Como você definiria o pensamento político de Dooyeweerd?

Já mencionei a ênfase neocalvinista no senhorio absoluto de Cristo e na soberania das esferas. Isso resulta na visão de que o governo civil deve ser limitado à sua própria esfera, que é a realização da justiça (“dar a cada um o que é devido”). Porém, é preciso observar que Dooyeweerd, assim como Kuyper, consideravam que essa função jurídica do Estado incluiria também a tarefa de mediar conflitos entre as demais esferas de soberania. Eles ainda mantinham uma defesa do monopólio estatal da jurisdição.

Porém, eu arriscaria dizer que ambos ficaram aquém do potencial de sua teoria neste ponto. A soberania das esferas nos possibilita enxergar que cada associação humana também tem a sua “justiça interna”: o Estado aplica o “poder da espada”, a igreja tem o “poder das chaves” e os pais detêm a vara da correção. Se isso é verdade, então não pode existir uma “esfera das esferas”, como Kuyper afirmava ser o Estado; ao contrário, todas as esferas compartilham o dever de zelar pelo respeito mútuo a essas “fronteiras”. Quando uma esfera tenta usurpar a função de outra, não é tarefa apenas do Estado conter esse avanço, mas de todas as demais. Na verdade, como o próprio Kuyper reconheceu, com muita frequência é o próprio Estado que se coloca em posição tirânica e tenta engolir as outras esferas de vida. Uma visão política reformada precisa reconhecer esse “pluralismo jurídico” e enfatizar o dever cristão de preencher os espaços da vida social não apenas como indivíduos, mas também mediante igrejas particulares, famílias, empresas, instituições de ensino e outras associações livres que realizem tarefas que hoje são realizadas de modo indevido (e ineficiente) pelo Estado.
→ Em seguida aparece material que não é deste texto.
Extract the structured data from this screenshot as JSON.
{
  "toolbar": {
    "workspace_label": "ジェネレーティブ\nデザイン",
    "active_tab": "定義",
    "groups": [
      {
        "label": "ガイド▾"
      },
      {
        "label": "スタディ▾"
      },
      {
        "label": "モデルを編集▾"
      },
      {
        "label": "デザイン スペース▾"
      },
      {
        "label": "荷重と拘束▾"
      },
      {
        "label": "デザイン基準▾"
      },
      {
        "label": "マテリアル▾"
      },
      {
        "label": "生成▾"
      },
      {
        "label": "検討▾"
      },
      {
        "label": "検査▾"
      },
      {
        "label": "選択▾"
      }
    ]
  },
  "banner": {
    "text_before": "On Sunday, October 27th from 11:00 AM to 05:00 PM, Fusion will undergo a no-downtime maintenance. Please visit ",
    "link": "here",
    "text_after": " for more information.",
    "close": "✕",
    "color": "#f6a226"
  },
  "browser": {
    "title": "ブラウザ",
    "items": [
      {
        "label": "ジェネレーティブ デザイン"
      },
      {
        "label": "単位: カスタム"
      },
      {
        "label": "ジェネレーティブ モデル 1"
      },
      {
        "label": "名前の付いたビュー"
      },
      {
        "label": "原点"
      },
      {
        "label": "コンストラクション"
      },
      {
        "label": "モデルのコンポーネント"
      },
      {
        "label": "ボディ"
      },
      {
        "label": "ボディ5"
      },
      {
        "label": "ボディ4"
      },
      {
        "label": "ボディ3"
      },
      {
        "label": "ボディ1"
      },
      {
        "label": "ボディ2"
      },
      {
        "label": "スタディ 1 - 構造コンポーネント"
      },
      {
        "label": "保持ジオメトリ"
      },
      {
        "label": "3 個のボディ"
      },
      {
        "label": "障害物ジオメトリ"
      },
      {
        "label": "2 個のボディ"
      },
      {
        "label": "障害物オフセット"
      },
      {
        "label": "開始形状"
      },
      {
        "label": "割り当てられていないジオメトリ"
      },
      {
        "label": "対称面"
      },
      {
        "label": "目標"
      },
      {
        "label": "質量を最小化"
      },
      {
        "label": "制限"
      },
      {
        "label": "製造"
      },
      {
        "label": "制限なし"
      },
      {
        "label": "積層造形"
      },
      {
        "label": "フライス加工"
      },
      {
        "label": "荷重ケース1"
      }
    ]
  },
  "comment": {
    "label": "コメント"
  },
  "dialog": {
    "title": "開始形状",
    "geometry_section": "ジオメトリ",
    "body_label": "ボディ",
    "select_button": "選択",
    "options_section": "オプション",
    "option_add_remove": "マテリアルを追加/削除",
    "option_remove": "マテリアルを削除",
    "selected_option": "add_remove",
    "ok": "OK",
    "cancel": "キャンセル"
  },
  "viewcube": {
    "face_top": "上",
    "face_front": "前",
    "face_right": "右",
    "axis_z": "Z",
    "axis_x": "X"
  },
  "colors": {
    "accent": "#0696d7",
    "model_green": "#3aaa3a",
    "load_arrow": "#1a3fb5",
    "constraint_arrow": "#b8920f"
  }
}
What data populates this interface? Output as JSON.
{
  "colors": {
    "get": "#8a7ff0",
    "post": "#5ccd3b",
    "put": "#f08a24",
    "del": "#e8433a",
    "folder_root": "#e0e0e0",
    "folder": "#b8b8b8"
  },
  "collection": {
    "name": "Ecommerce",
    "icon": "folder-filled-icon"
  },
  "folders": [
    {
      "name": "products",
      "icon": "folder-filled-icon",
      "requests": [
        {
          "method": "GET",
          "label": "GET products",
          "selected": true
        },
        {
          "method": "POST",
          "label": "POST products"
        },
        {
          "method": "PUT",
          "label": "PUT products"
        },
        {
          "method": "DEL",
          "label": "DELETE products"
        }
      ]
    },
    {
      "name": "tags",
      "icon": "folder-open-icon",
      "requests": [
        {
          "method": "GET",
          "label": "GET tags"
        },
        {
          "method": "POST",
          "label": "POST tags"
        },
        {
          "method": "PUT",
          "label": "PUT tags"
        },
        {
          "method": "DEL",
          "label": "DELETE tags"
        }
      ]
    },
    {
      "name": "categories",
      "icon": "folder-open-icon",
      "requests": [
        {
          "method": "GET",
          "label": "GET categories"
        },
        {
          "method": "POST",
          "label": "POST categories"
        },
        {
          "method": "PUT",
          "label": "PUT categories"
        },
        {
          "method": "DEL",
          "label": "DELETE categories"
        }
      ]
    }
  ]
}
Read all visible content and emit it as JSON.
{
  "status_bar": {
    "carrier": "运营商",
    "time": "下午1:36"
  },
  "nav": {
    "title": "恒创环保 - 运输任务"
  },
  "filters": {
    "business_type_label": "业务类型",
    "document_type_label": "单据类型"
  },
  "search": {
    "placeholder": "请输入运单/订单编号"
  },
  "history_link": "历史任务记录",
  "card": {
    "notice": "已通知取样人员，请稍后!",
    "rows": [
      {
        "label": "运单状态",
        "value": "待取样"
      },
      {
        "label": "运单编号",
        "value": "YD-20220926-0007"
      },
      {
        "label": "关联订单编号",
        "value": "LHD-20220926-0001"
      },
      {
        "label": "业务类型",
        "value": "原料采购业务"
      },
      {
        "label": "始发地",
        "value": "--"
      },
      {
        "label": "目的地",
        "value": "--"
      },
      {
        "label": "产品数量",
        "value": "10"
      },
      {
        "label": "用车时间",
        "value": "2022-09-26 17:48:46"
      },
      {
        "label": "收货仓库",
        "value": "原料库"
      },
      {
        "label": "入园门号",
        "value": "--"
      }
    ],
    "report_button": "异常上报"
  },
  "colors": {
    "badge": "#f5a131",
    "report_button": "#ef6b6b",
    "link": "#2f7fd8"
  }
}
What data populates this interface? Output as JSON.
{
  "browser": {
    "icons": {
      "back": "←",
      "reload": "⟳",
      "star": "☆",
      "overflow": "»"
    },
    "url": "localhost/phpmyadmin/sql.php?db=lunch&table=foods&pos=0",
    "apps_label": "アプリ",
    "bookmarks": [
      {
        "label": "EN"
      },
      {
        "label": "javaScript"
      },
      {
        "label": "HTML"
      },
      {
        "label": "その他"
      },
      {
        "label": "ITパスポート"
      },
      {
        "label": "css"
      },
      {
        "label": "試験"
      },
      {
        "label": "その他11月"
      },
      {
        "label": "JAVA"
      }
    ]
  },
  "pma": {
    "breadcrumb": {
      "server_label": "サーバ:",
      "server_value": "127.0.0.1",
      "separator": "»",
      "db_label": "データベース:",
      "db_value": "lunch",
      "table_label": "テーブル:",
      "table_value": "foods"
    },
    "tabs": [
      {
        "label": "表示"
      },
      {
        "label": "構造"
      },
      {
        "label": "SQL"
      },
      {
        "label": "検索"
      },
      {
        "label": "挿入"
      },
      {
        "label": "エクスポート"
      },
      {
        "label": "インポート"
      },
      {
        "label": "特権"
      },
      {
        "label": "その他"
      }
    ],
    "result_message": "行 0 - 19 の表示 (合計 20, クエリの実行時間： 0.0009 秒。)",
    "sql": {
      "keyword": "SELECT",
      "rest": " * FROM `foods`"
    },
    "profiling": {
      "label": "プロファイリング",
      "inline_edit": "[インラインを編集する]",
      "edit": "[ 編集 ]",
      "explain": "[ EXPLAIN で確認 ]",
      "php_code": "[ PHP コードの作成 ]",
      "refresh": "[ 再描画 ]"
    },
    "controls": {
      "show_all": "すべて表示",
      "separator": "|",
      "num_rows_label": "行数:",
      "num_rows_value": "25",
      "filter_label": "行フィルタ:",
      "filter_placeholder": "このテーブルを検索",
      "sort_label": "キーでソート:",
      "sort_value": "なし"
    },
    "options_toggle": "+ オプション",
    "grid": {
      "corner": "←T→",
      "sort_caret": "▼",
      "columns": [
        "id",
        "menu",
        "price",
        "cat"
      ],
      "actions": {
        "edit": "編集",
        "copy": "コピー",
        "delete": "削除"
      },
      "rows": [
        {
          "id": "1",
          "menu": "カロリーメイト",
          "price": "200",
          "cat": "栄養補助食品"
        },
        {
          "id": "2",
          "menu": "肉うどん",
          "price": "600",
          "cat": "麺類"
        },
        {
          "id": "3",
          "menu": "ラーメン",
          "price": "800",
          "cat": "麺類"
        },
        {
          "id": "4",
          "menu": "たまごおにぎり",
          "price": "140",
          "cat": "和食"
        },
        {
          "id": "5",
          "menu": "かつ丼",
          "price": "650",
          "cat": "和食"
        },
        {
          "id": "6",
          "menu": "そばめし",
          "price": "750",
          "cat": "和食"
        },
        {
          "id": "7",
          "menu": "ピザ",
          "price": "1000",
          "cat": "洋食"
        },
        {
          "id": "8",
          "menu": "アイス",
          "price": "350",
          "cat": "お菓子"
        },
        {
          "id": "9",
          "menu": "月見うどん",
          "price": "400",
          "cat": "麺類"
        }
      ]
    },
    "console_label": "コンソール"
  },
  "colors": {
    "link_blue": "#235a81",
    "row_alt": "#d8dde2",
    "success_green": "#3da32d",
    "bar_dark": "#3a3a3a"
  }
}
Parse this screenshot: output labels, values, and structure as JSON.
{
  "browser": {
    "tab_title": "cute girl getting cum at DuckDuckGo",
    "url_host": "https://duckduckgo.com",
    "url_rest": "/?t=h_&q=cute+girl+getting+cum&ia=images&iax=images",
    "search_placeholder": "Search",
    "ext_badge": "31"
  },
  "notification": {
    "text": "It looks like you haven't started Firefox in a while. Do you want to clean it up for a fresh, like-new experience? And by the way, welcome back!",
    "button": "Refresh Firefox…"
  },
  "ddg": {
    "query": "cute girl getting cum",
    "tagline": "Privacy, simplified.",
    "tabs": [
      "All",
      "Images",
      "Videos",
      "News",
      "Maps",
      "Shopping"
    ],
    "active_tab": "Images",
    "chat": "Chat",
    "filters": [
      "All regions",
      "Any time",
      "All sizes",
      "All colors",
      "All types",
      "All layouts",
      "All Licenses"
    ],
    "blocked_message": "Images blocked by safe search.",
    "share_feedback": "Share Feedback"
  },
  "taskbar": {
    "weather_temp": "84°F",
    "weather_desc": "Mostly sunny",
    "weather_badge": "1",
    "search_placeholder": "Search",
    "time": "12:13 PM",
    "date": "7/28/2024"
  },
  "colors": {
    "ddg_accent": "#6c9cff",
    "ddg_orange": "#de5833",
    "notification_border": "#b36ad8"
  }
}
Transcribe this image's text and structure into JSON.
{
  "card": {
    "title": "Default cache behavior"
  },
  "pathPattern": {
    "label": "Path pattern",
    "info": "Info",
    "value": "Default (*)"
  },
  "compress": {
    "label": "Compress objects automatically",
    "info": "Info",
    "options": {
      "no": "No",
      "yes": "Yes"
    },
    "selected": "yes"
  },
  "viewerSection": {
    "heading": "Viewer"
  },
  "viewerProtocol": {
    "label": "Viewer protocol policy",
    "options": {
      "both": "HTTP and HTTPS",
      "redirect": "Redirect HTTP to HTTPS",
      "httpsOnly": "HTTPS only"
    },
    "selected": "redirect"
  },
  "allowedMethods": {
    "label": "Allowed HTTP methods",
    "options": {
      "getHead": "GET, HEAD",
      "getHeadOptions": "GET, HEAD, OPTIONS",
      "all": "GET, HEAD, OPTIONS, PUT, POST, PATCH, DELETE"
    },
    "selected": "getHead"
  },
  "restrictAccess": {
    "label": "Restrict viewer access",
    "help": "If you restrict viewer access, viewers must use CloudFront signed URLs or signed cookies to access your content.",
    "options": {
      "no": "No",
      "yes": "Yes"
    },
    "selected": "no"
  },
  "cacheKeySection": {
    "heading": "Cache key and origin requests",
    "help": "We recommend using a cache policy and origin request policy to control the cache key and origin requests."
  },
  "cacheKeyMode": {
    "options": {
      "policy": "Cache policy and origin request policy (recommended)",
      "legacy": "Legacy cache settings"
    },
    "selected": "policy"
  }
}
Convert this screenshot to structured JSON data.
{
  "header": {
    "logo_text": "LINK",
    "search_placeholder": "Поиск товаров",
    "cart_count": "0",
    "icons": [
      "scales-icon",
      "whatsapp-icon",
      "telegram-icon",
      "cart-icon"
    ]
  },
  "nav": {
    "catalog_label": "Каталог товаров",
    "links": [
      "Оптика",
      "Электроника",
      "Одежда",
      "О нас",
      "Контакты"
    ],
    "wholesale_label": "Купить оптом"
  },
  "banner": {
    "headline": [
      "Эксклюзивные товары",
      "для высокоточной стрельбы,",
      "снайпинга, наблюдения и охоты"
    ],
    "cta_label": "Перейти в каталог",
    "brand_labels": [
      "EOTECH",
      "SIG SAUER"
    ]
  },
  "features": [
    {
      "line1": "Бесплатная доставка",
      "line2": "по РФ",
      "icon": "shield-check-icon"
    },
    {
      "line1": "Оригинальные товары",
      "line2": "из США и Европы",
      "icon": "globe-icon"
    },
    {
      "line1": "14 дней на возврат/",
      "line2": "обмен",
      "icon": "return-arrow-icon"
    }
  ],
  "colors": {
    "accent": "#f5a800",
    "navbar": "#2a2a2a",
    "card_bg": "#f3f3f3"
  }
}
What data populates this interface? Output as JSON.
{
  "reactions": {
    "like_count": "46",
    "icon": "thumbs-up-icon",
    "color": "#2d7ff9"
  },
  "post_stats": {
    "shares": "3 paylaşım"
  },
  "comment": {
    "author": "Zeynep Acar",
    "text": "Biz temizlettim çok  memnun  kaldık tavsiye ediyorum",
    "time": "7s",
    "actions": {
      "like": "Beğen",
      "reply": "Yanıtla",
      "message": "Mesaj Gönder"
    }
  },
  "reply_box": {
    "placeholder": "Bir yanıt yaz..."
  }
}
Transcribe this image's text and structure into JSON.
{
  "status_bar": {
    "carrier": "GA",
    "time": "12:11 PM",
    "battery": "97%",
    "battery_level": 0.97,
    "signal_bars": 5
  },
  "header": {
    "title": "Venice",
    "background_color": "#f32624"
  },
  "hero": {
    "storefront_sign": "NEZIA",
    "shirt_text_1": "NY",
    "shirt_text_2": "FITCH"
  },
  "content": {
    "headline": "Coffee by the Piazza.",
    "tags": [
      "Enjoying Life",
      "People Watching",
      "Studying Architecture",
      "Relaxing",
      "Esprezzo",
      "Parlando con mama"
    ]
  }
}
Quais suas referências cristãs para um pensamento político reformado?

Os autores cristãos que mais tenho lido são aqueles que pertencem à tradição reformada holandesa. Além de Kuyper e Dooyeweerd, mencionaria Groen van Prinsterer e Klaas Schilder, além de João Althusius, que escreveu a famosa obra Política durante a resistência holandesa ao absolutismo espanhol, e do próprio João Calvino.

Mais recentemente, tenho me dedicado à leitura de obras da tradição reformada anglo-saxã, especialmente dos puritanos. Uma referência fundamental é o livro Lex, Rex, de Samuel Rutheford.

Você enquadra o Conservadorismo como ideologia?

Para responder essa pergunta, é preciso definir “ideologia”. Algumas definições são abrangentes ao ponto de incluir todo pensamento político sistematizado como ideologia. Geralmente, eu uso o termo no sentido de um comprometimento radical, religioso e idólatra com certos projetos políticos que redimiriam a humanidade de certas mazelas e a conduziriam a um estado idealizado de vida; ideologia, portanto, é uma versão “descristianizada” do drama bíblico da criação, queda e redenção em Cristo Jesus.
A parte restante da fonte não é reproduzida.